In the case of International Transit Co. v. City of Sault Ste. Marie et al., 194 Fed. 522, 527, the court said, in discussing the Wiggins Ferry case, supra:
“The basic principle underlying this decision of the Supreme Court seems to be that a municipality has the power to tax property located within its limits or to exact a license fee from the owners thereof living within its limits for the privilege of using and employing such property in a quasi public service, and that the exercise of such power, when applied to persons engaged in and to instruments employed in interstate commerce, is not an invasion of the exclusive power of Congress to regulate commerce conferred upon it by the Constitution. Thus construed and limited, the Wiggins Ferry Case falls far short of sustaining defendants’ contention that the city of Sault Ste. Marie, by virtue of its charter powers derived from the state, has the right to exact a license fee from a citizen of a foreign country for the privilege of operating ferryboats, whose situs is in such foreign courts-try, in the ferriage of passengers and property from a private wharf in the defendant city across an international boundary river to a landing upon the opposite shore. By inference at least, the right to exact such license fee is negatived in the following cases, where the Wiggins Ferry Case is cited and construed: Moran v. New Or*602leans, 112 U. S. 69-74, 5 Sup. Ct. 38, 28 L. Ed. 653; Pickard v. Pullman Southern Car Co., 117 U. S. 34-50, 6 Sup. Ct. 635, 29 L. Ed. 785; Pullman’s Car Co. v. Pennsylvania, 141 U. S. 18-23,11 Sup. Ct. 876, 35 L. Ed. 613.” (Italics supplied.)
In 37 C. J. §§12 and 13, under the title “Licenses”, it is said:
“Congress has power to impose, for the support of the general government, license taxes on businesses and avocations carried on in the several states; but it has no power to require a license for a wholly intra-state business or occupation. A federal license or license tax, however, on a given business or avocation does not interfere with the state’s right to regulate by license or tax, or to prohibit■ such business or avocation within its borders; and a person who has taken out a license or paid a tax imposed on a certain business by act of congress may also be compelled to pay a state tax or take out a state license for the same business. But the state cannot require the holder of a federal license to perform duties in conflict with the requirements of the federal statute. (Italics supplied.)

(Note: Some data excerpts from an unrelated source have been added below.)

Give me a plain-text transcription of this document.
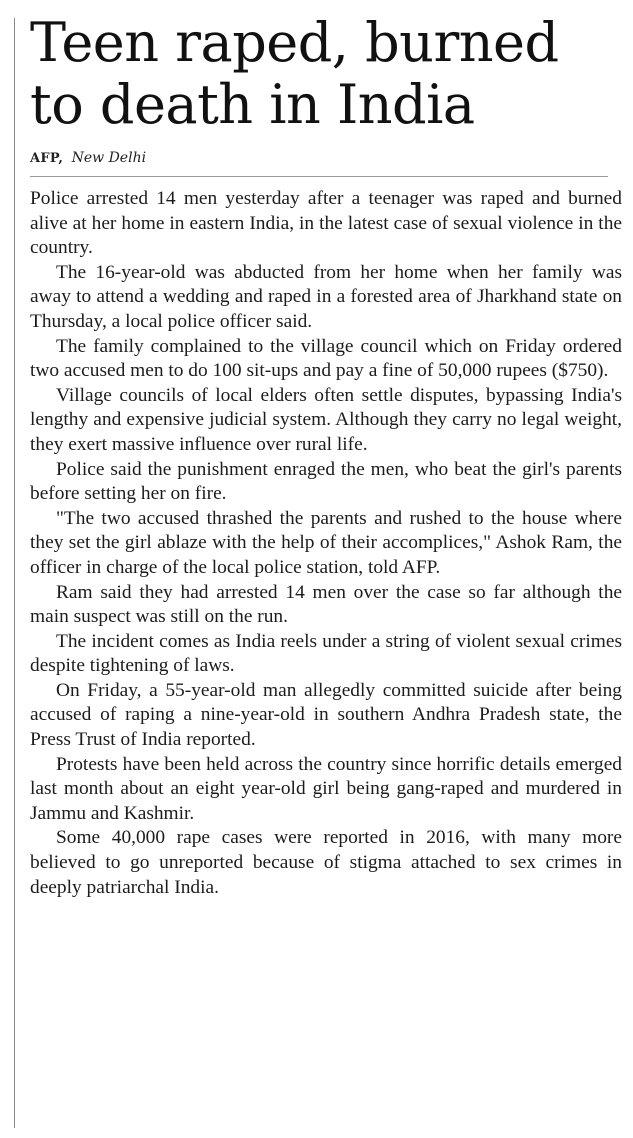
Teen raped, burned to death in India
AFP, New Delhi

Police arrested 14 men yesterday after a teenager was raped and burned alive at her home in eastern India, in the latest case of sexual violence in the country.

The 16-year-old was abducted from her home when her family was away to attend a wedding and raped in a forested area of Jharkhand state on Thursday, a local police officer said.

The family complained to the village council which on Friday ordered two accused men to do 100 sit-ups and pay a fine of 50,000 rupees ($750).

Village councils of local elders often settle disputes, bypassing India's lengthy and expensive judicial system. Although they carry no legal weight, they exert massive influence over rural life.

Police said the punishment enraged the men, who beat the girl's parents before setting her on fire.

"The two accused thrashed the parents and rushed to the house where they set the girl ablaze with the help of their accomplices," Ashok Ram, the officer in charge of the local police station, told AFP.

Ram said they had arrested 14 men over the case so far although the main suspect was still on the run.

The incident comes as India reels under a string of violent sexual crimes despite tightening of laws.

On Friday, a 55-year-old man allegedly committed suicide after being accused of raping a nine-year-old in southern Andhra Pradesh state, the Press Trust of India reported.

Protests have been held across the country since horrific details emerged last month about an eight year-old girl being gang-raped and murdered in Jammu and Kashmir.

Some 40,000 rape cases were reported in 2016, with many more believed to go unreported because of stigma attached to sex crimes in deeply patriarchal India.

“C. Power of States — 1. In General. Subject to the limitations or restrictions imposed by the constitution of the United States, or by the state constitution, and to the limitation that no federal right be interfered with, a state legislature may, either in the exercise of the police power or for the purposes of revenue, require licenses or impose license taxes on occupations or privileges within the limits of the state, when it deems them to be warranted by considerations of public interest and for the general welfare. In some states this form of legislation is expressly authorized by the state constitution; but as such power is inherent in the legislature, unless prohibited, such constitutional authority is generally not necessary, or if given is regarded as merely declaratory of a right that already exists; and the fact that it authorizes taxation as to certain enumerated occupations *603does not limit the legislature’s power to the particular occupations specified.
“Outside business. This power of the state, however, is necessarily limited to subjects within its jurisdiction; it cannot tax persons residing within its borders on account of business which they carry on beyond its jurisdiction.”
We are, therefore, of opinion and you are accordingly advised that the Act of May 28, 1931, P. L. 202, as amended, may be enforced to the extent that a license fee may be exacted from the citizens of Pennsylvania on account of their ownership and use of motor boats having their situs within the Commonwealth of Pennsylvania.